I would like to add my testimony of the divinity of this book. I have read it many times. I have also read much that has been written about it. Some authors have focused upon its stories, its people, or its vignettes of history. Others have been intrigued by its language structure or its records of weapons, geography, animal life, techniques of building, or systems of weights and measures.

Interesting as these matters may be, study of the Book of Mormon is most rewarding when one focuses on its primary purpose—to testify of Jesus Christ. By comparison, all other issues are incidental.

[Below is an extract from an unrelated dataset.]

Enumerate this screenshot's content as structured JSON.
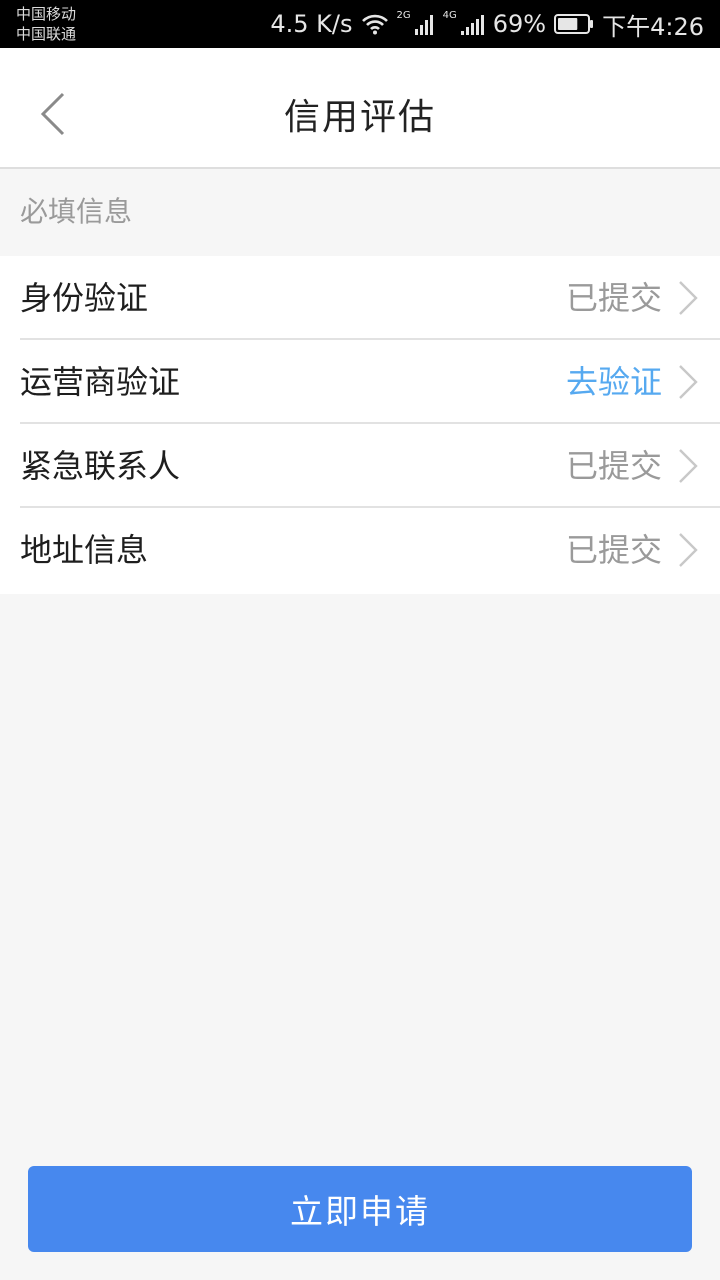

When you read the Book of Mormon, concentrate on the principal figure in the book—from its first chapter to the last—the Lord Jesus Christ, Son of the Living God.3 And look for a second undergirding theme: God will keep His covenants with the remnants of the house of Israel.4

 

https://www.lds.org/general-conference/1999/10/a-testimony-of-the-book-of-mormon?lang=eng

This is exactly my position and always has been

By comparison to its spiritual value. "all other issues are incidental".  Period.  And that includes historicity which itself is based on testimony.

Non-Mormon scholars do not believe at all in BOM historicity.

Why not?  Because they do not have a testimony the book is "true".   FIRST comes the testimony- all the rest is rationalization that it MUST be "historical"

It does not need to be historical yet I believe, ON FAITH that it is just as I believe the resurrection etc is historical ON FAITH

I am sorry if you are unable to comprehend that.

Bob got it all right in this earlier post.  It's all right there.

He said

Quote

Mark is not claiming that the fundamentals of his religion are ahistorical, only that they are unprovable.  Like me and you, he does believe in "the reality of certain historical events."  By faith.   Like Abraham.

While it is true that no LDS apostle is a trained theologian or historian (though some are acholars), and so would never speak in the terms which Mark speaks, their religious beliefs are basically the same as his, and based on faith.  Of course, none of them would articulate their views the way Mark does.  After all, Mark is a trained philosopher.  But they would understand the focus Mark brings to the pragmatic faith which Mormonism represents.  It is a kind of "can do" Yankee pragmatism, the pioneer spirit, which has so infused recent Mormon history.  It works well, phenomenally well, and every apostle is proud of that fact.

Too often, Mark would say, we are so naive in defining "reality," which is really a social construct, that we miss the obvious nature of truth.  We think that mere words will substitute for "truth," but that is a fantasy.  Reality is so much deeper than mere words and definitions, and that is where pragmatism really shines.

 

So I am perfectly in line with our prophet

"By comparison, all other issues are incidental."